EDIT: Another option to solve this would be to add a prebuild: property / script to devcontainer.json analog to postbuild:. This could be even more flexible as users can copy files to the context, read envs via shell scripts and many more operations that are usually possible by calling docker build manually.

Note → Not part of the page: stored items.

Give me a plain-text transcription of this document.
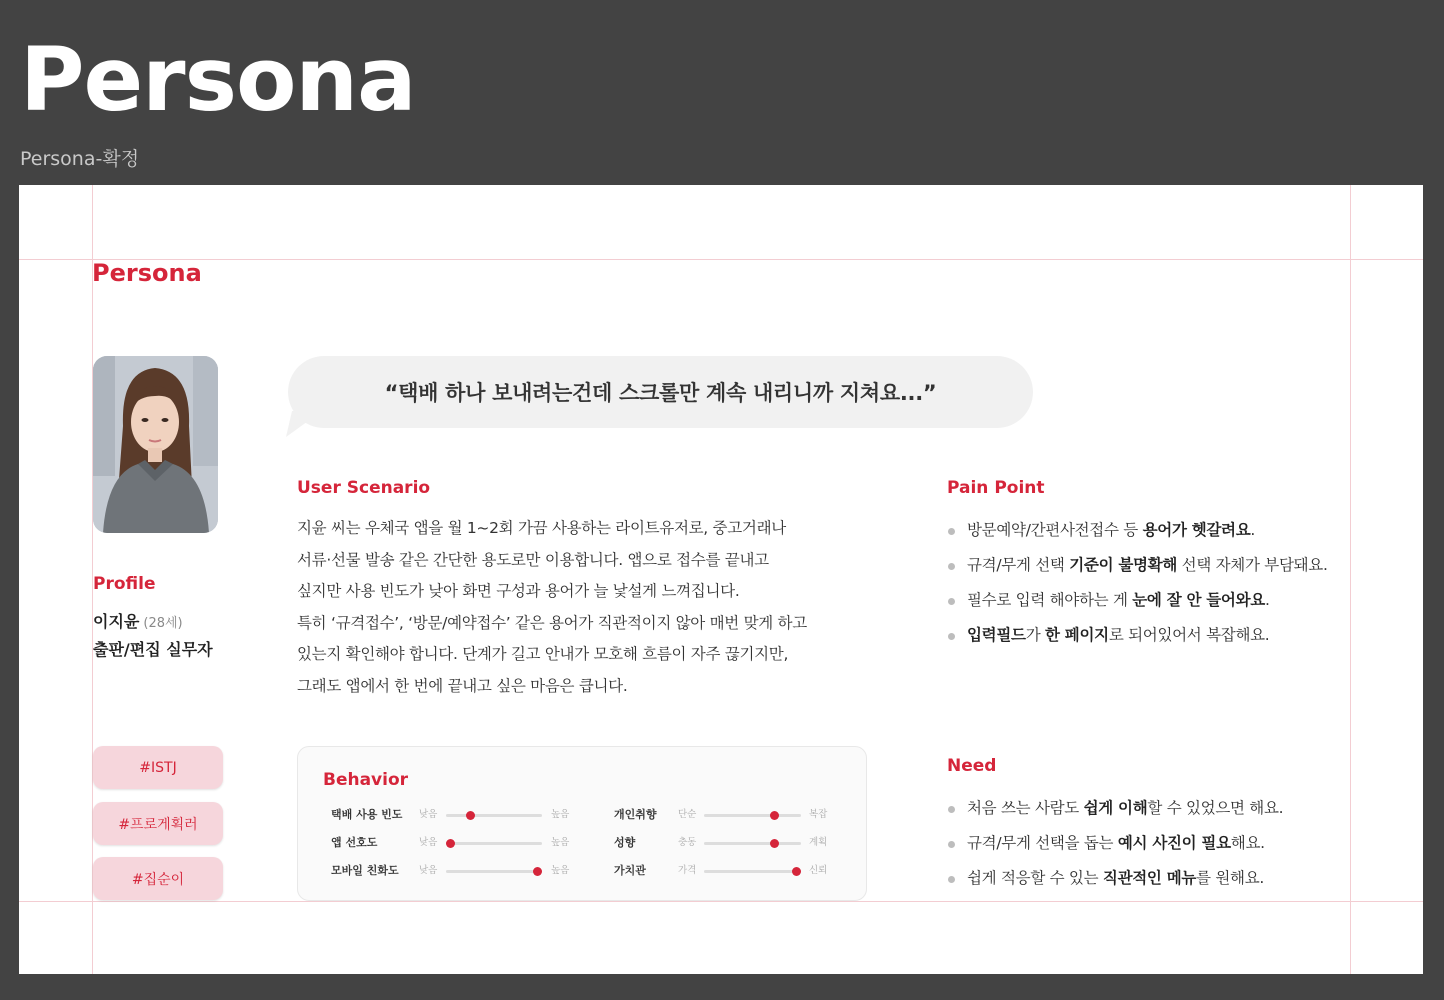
Persona
Persona-확정
Persona
Profile
이지윤 (28세)
출판/편집 실무자
#ISTJ
#프로게획러
#집순이
“택배 하나 보내려는건데 스크롤만 계속 내리니까 지쳐요...”
User Scenario

지윤 씨는 우체국 앱을 월 1~2회 가끔 사용하는 라이트유저로, 중고거래나

서류·선물 발송 같은 간단한 용도로만 이용합니다. 앱으로 접수를 끝내고

싶지만 사용 빈도가 낮아 화면 구성과 용어가 늘 낯설게 느껴집니다.

특히 ‘규격접수’, ‘방문/예약접수’ 같은 용어가 직관적이지 않아 매번 맞게 하고

있는지 확인해야 합니다. 단계가 길고 안내가 모호해 흐름이 자주 끊기지만,

그래도 앱에서 한 번에 끝내고 싶은 마음은 큽니다.

Pain Point
방문예약/간편사전접수 등 용어가 헷갈려요.
규격/무게 선택 기준이 불명확해 선택 자체가 부담돼요.
필수로 입력 해야하는 게 눈에 잘 안 들어와요.
입력필드가 한 페이지로 되어있어서 복잡해요.
Need
처음 쓰는 사람도 쉽게 이해할 수 있었으면 해요.
규격/무게 선택을 돕는 예시 사진이 필요해요.
쉽게 적응할 수 있는 직관적인 메뉴를 원해요.
Behavior
택배 사용 빈도 낮음	높음
앱 선호도	낮음	높음
모바일 친화도 낮음	높음
개인취향 단순	복잡
성향	충동	계획
가치관	가격	신뢰
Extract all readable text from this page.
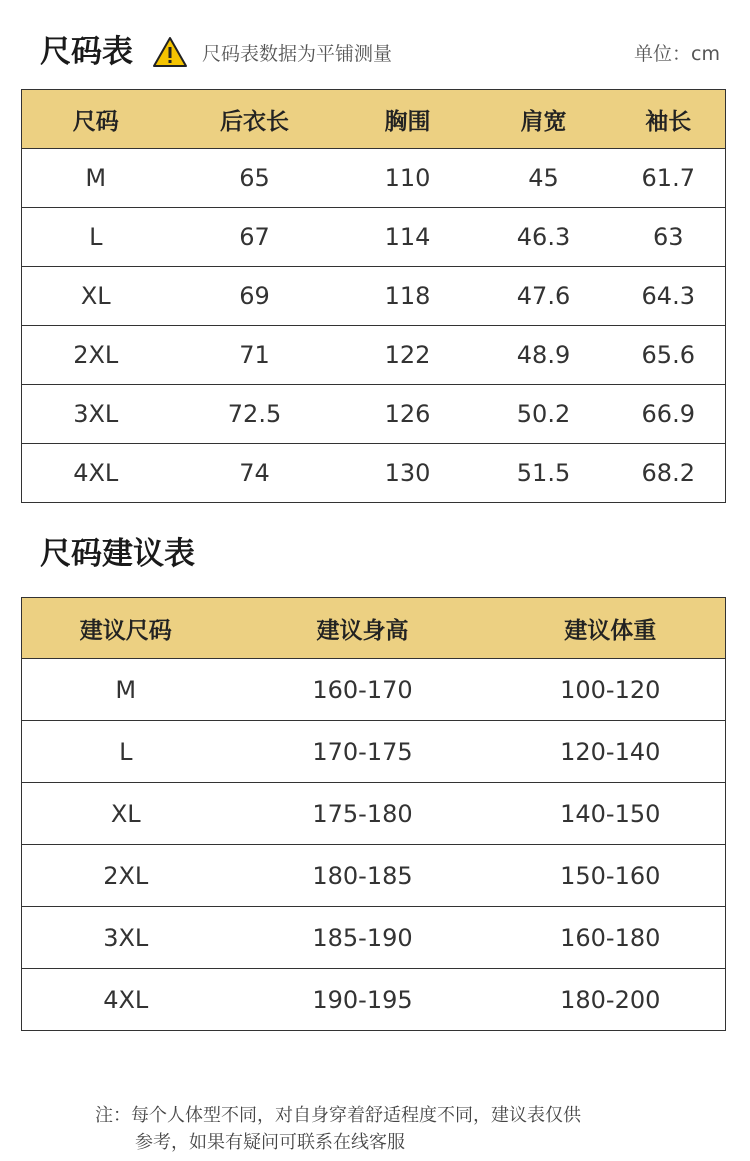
尺码表	尺码表数据为平铺测量	单位：cm
尺码	后衣长	胸围	肩宽	袖长
M	65	110	45	61.7
L	67	114	46.3	63
XL	69	118	47.6	64.3
2XL	71	122	48.9	65.6
3XL	72.5	126	50.2	66.9
4XL	74	130	51.5	68.2
尺码建议表
建议尺码	建议身高	建议体重
M	160-170	100-120
L	170-175	120-140
XL	175-180	140-150
2XL	180-185	150-160
3XL	185-190	160-180
4XL	190-195	180-200
注：每个人体型不同，对自身穿着舒适程度不同，建议表仅供
参考，如果有疑问可联系在线客服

chrmarti commented 3 years ago

Another option would be to pass the values as local variables with the devcontainer.json:

{
  "build": {
    "dockerfile": "Dockerfile",
    "args": {
      "NPM_USER": "${localEnv:NPM_USER}"
    }
  }
}
fyyyyy commented 3 years ago

Another option would be to pass the values as local variables with the devcontainer.json: "NPM_USER": "${localEnv:NPM_USER}"

This only seems to work when launching VScode via commandline, not via app icon.

Also we would prefer to not pollute the OS env with project specific NPM credentials

fyyyyy commented 3 years ago

Another option to solve this would be to add a prebuild: script to devcontainer.json This would probably be more flexible as we can copy files to the context, read envs via shell scripts etc.

dlangerm commented 2 years ago

Currently waiting on this feature, any updates?

bence42 commented 2 years ago

+1 would be very handy.

ath commented 1 week ago

Another option would be to pass the values as local variables with the devcontainer.json:

{ "build": { "dockerfile": "Dockerfile", "args": { "NPM_USER": "${localEnv:NPM_USER}" } } }

This can work in some cases. It would pollute the dev machine with a user-global env var that exists all the time while it is only required when someone works on this specific project.

But also: we might be working in multiple devcontainers at the same time that all refer to the same env var name, simply because it is a meaningful quality name, but in each instance the env var needs to have a different value.